An alternative set of primers was designed later to incorporate degeneracy at variable bases and amplify a slightly larger region. These primers also incorporated an additional cloning site to accommodate the possible evolution of restriction sites within the region of interest. Design of these modified primers was based primarily on sequences from primates and rodents, but we also made use of L1 sequences from dog and rabbit. The upstream primer (5′ CCACGAATTCCTCGAGCYTITWYGCIGAYGAYATGA 3′) is homologous to bases 4969 through 4987 of GenBank accession no. M13002 (Mus L1) and includes EcoRI and XhoI restriction sites. The downstream primer (5′ GTTGGATCCCTGCAGTGTCIRTICKRTTVYAYTGRTC) corresponds to 5564 through 5583 and includes PstI and BamHI restriction sites.

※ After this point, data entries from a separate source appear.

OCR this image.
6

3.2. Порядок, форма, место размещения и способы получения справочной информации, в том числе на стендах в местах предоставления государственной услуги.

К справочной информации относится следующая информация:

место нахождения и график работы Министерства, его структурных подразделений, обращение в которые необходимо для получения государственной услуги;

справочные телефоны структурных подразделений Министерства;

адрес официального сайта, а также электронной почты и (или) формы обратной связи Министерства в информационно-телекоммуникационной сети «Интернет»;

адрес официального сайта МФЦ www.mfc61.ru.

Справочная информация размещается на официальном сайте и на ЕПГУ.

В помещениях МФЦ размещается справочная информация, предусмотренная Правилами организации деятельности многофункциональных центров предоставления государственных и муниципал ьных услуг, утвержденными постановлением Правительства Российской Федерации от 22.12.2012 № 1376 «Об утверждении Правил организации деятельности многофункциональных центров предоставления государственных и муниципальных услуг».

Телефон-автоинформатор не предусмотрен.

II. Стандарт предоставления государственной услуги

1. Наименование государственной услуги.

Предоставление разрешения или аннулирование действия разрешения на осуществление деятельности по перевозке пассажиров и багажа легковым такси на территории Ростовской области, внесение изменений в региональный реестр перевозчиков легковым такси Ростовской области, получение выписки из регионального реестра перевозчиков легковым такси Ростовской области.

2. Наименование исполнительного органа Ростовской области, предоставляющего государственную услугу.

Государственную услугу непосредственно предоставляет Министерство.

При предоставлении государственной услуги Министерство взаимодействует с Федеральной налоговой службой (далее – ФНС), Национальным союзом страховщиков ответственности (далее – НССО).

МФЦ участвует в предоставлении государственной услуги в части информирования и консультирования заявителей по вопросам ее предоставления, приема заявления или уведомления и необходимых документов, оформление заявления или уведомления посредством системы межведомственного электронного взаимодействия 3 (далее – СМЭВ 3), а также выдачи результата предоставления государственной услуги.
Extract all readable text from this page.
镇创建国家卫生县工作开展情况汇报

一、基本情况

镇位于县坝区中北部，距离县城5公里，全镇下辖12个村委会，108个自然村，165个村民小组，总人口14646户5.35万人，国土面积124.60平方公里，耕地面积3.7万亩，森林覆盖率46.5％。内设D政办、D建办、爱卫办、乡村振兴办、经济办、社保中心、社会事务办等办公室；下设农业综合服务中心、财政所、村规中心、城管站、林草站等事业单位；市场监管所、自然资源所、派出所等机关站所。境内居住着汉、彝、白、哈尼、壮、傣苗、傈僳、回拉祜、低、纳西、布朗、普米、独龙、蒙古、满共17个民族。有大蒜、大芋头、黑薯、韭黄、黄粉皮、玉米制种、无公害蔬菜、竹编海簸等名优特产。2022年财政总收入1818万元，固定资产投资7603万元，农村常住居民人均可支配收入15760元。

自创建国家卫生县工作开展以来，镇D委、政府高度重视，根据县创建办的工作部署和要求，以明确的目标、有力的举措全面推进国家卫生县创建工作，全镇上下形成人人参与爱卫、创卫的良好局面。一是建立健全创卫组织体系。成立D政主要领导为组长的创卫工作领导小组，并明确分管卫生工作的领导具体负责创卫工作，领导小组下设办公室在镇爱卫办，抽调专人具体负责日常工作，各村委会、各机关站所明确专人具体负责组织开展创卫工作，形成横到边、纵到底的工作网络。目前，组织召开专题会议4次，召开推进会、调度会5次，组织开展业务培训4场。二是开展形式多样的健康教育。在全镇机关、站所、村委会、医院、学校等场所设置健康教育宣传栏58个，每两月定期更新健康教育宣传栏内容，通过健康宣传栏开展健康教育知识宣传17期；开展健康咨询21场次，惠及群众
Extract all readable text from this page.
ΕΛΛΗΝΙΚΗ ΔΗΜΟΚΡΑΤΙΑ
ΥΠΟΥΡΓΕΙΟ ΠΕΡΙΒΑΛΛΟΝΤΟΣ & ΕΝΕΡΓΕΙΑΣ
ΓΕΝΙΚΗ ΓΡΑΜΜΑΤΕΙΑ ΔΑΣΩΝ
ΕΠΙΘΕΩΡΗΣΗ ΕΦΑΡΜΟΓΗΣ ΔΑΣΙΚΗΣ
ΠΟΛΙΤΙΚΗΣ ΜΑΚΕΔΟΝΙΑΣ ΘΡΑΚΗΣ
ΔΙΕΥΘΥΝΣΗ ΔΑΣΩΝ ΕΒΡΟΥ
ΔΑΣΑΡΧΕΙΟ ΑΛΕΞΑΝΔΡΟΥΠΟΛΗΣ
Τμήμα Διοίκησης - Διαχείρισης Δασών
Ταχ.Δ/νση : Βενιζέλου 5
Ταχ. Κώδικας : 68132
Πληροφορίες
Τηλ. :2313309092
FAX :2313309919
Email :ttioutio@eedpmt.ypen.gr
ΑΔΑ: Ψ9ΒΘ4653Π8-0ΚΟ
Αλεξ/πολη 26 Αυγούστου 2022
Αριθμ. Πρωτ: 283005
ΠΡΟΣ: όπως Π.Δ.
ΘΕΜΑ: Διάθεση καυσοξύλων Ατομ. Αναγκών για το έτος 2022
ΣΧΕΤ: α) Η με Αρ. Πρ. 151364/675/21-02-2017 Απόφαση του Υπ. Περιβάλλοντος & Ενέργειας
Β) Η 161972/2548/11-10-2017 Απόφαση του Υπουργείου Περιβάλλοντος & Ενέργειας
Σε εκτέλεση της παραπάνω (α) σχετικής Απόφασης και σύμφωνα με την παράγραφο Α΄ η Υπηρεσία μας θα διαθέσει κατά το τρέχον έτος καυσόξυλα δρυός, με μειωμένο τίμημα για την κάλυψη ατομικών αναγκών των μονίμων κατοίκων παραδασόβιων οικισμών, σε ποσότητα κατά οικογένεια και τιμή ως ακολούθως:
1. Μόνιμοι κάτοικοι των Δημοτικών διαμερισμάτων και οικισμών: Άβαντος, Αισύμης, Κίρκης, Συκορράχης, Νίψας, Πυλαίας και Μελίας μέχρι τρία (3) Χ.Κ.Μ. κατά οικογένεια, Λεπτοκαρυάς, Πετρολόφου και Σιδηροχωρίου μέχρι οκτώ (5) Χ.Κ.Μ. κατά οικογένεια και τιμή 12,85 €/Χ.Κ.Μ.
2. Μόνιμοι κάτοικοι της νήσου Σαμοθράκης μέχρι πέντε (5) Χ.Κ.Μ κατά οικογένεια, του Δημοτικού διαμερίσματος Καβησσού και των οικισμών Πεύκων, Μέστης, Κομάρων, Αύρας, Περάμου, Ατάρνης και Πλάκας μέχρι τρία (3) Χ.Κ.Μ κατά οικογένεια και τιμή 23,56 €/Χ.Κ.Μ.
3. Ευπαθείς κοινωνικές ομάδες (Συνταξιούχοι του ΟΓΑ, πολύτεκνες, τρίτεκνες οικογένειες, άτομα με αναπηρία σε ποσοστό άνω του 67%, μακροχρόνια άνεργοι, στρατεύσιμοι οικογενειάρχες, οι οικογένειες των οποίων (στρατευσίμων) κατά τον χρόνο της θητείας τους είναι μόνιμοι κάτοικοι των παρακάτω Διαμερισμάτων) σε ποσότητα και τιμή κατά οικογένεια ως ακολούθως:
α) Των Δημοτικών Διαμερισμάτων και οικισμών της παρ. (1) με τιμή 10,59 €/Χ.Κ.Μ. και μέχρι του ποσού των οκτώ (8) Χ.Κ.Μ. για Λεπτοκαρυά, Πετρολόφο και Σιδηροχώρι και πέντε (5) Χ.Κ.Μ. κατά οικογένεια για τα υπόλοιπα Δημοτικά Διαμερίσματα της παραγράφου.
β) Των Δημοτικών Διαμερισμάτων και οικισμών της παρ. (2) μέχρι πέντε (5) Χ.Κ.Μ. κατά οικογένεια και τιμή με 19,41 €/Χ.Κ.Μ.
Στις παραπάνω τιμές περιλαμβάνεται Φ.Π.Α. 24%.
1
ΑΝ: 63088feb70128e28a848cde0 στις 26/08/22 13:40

Sequence analysis: Sequences were aligned using MegAlign 3.1.7 (DNAStar, Madison, WI); alignments were modified by hand. The region examined here corresponds to positions 5093 through 5557 of L1 from Mus (GenBank accession no. M13002). Additional L1 sequences were included in the alignment. For phylogenetic analysis, sequences from house mouse (Mus, GenBank accession no. M13002) and deer mouse (Peromyscus, U43362, U70924, U70929–30, U79033–35) were included. A second alignment was constructed to determine which amino acids are phylogenetically conserved among mammals within the region of reverse transcriptase examined. Only sequences with intact ORFs were included in this alignment. Where multiple such sequences were available, the youngest elements within an L1 clade, as determined by phylogenetic analysis, were used. Sequences from several rodents, primates, bat, and zebra were included, and multiple sequences were used from each species (data not shown). Amino acids were scored as conserved if they were invariant, or if only a single private change appeared among all of the sequences examined. Of the 155 amino acid sites in the region examined, 64 were scored as conserved. These sites were examined in the Oryzomys and Sigmodon L1 sequences.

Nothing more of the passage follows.